What are the most common misconceptions about social monitoring?
Marketers need to understand that social monitoring/media is unscripted. Some clients will have an expectation about the topics of discussion which they think are important—but maybe aren’t very prevalent in social media discussion. If we go online and determine that the topics that marketers believe are important aren’t that important to patients, that’s certainly valuable to a marketer in terms of prioritizing the messaging in their marketing.
What are the legal and regulatory issues affecting social monitoring in the
healthcare field?
Social media challenges traditional notions. It comes down to definition. Is a blogger a professional journalist, or not? If so, there are different rules in terms of engaging a blogger. Another big issue right now is adverse event reporting. Should the pharmaceutical company report something that they may find on a message forum or a blog, especially when the definition of “identification” is different for the offline and online worlds? We can segment out posts where patients are reporting adverse events for those clients who care about it, but because there are no clear guidelines each client will have a different approach.
What are the most common mistakes companies make when they embark on their first social monitoring project; how can they avoid them?
I think what’s important is to come into social media monitoring with an open mind, some knowledge about how social media differs from traditional market research, and hypotheses to prove or disprove. Clients who come to us with clearly defined hypotheses that they want to explore are ultimately the most pleased with the research results. Another important concept to remember is that blogs aren’t always the best place to look for insights. Blogs are more of a one-sided type of discussion where a patient can go out and share their thoughts, but they really don’t foster the back-and-forth conversations which we find to be most valuable to inform market research. That kind of discussion happens on message forums which have been around for far longer than blogs, Facebook, Twitter, etc. We often start by educating the client on the differences between media types as well as the differences in the population of people who talk on social medium forums. It’s important for clients to understand the implications of these differences.

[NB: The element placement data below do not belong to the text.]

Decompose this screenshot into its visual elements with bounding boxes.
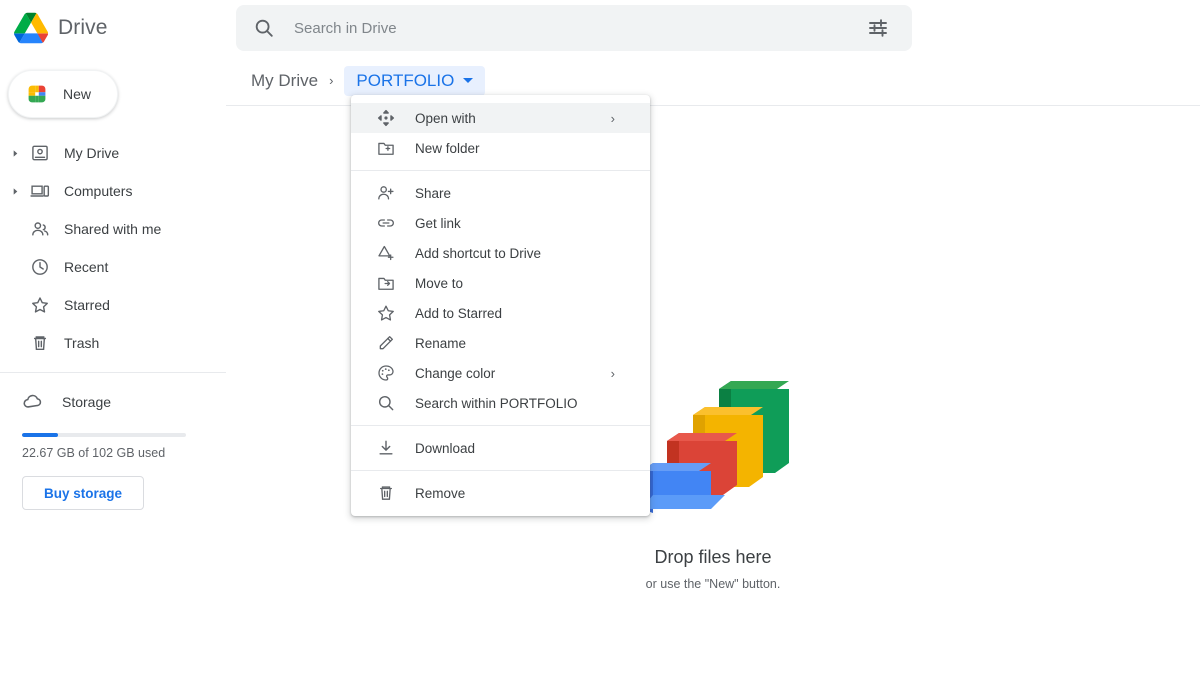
- sidebar-item-recent[interactable]: Recent: [0, 248, 226, 286]
- search-input[interactable]: [294, 19, 866, 37]
- storage-meter-fill: [22, 433, 59, 437]
- menu-item-label: Remove: [415, 485, 466, 501]
- menu-item-add-to-starred[interactable]: Add to Starred: [351, 298, 650, 328]
- empty-state-title: Drop files here: [654, 547, 772, 567]
- sidebar-item-label: Starred: [64, 297, 110, 313]
- trash-icon: [380, 486, 392, 500]
- menu-item-change-color[interactable]: Change color ›: [351, 358, 650, 388]
- breadcrumb-separator-icon: ›: [329, 73, 334, 88]
- sidebar-item-label: Shared with me: [64, 221, 162, 237]
- chevron-down-icon[interactable]: [463, 78, 474, 83]
- new-button-label: New: [63, 86, 92, 102]
- breadcrumb-current-label: PORTFOLIO: [356, 70, 455, 90]
- brand[interactable]: Drive: [0, 11, 236, 45]
- menu-item-label: Download: [415, 440, 476, 456]
- trash-icon: [33, 336, 47, 351]
- drive-logo-icon: [14, 12, 48, 44]
- star-icon: [32, 297, 48, 313]
- brand-name: Drive: [58, 16, 108, 39]
- shared-with-me-icon: [32, 222, 49, 236]
- menu-item-get-link[interactable]: Get link: [351, 208, 650, 238]
- top-bar: Drive: [0, 0, 1200, 56]
- link-icon: [378, 219, 394, 227]
- star-icon: [378, 305, 394, 321]
- sidebar-item-computers[interactable]: Computers: [0, 172, 226, 210]
- menu-item-rename[interactable]: Rename: [351, 328, 650, 358]
- sidebar-item-label: Recent: [64, 259, 109, 275]
- menu-divider: [351, 170, 650, 171]
- menu-item-new-folder[interactable]: New folder: [351, 133, 650, 163]
- sidebar-item-starred[interactable]: Starred: [0, 286, 226, 324]
- sidebar-item-label: Trash: [64, 335, 100, 351]
- menu-item-label: Move to: [415, 275, 464, 291]
- menu-divider: [351, 425, 650, 426]
- clock-icon: [32, 259, 48, 275]
- menu-item-download[interactable]: Download: [351, 433, 650, 463]
- download-icon: [379, 440, 393, 455]
- menu-item-label: New folder: [415, 140, 480, 156]
- menu-item-label: Rename: [415, 335, 467, 351]
- menu-item-label: Change color: [415, 365, 496, 381]
- move-to-folder-icon: [378, 277, 394, 290]
- new-folder-icon: [378, 142, 394, 155]
- sidebar-nav: My Drive Computers Shared with me Recent…: [0, 134, 226, 362]
- cloud-icon: [23, 394, 42, 408]
- menu-divider: [351, 470, 650, 471]
- sidebar-item-trash[interactable]: Trash: [0, 324, 226, 362]
- chevron-right-icon[interactable]: [8, 184, 22, 198]
- sidebar-item-my-drive[interactable]: My Drive: [0, 134, 226, 172]
- google-drive-window: Drive New: [0, 0, 1200, 677]
- submenu-arrow-icon: ›: [610, 110, 615, 126]
- person-add-icon: [378, 186, 394, 200]
- menu-item-label: Get link: [415, 215, 461, 231]
- folder-context-menu: Open with › New folder Share Get link Ad…: [351, 95, 650, 516]
- plus-icon: [28, 85, 46, 103]
- menu-item-search-within-folder[interactable]: Search within PORTFOLIO: [351, 388, 650, 418]
- storage-meter: [22, 433, 186, 437]
- breadcrumb-current-folder[interactable]: PORTFOLIO: [344, 65, 486, 96]
- add-shortcut-icon: [378, 245, 394, 261]
- menu-item-label: Open with: [415, 110, 476, 126]
- menu-item-share[interactable]: Share: [351, 178, 650, 208]
- empty-state-subtitle: or use the "New" button.: [645, 577, 781, 591]
- breadcrumb-root[interactable]: My Drive: [251, 71, 318, 91]
- buy-storage-button[interactable]: Buy storage: [22, 476, 144, 510]
- pencil-icon: [379, 336, 393, 350]
- my-drive-icon: [32, 145, 48, 161]
- menu-item-move-to[interactable]: Move to: [351, 268, 650, 298]
- storage-used-text: 22.67 GB of 102 GB used: [22, 446, 166, 460]
- search-icon: [255, 19, 273, 37]
- tune-filter-icon[interactable]: [866, 16, 890, 40]
- new-button[interactable]: New: [8, 70, 118, 118]
- menu-item-open-with[interactable]: Open with ›: [351, 103, 650, 133]
- menu-item-remove[interactable]: Remove: [351, 478, 650, 508]
- submenu-arrow-icon: ›: [610, 365, 615, 381]
- sidebar-divider: [0, 372, 226, 373]
- sidebar-item-label: My Drive: [64, 145, 120, 161]
- storage-label: Storage: [62, 394, 112, 410]
- menu-item-label: Add to Starred: [415, 305, 503, 321]
- sidebar-item-storage[interactable]: Storage: [0, 383, 226, 421]
- menu-item-label: Share: [415, 185, 452, 201]
- search-icon: [378, 395, 394, 411]
- palette-icon: [378, 365, 394, 381]
- computers-icon: [30, 185, 50, 197]
- menu-item-label: Add shortcut to Drive: [415, 245, 542, 261]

What’s your best advice to marketing professionals about designing a social monitoring strategy and its place in the total marketing picture?
The phrase “total marketing picture” is important. This is a completely new avenue, so when you design the social monitoring strategy, you really want to focus on questions that perhaps you’ve had a hard time getting answers to in traditional market research. The conclusions drawn from social monitoring can then be used to focus and improve traditional research.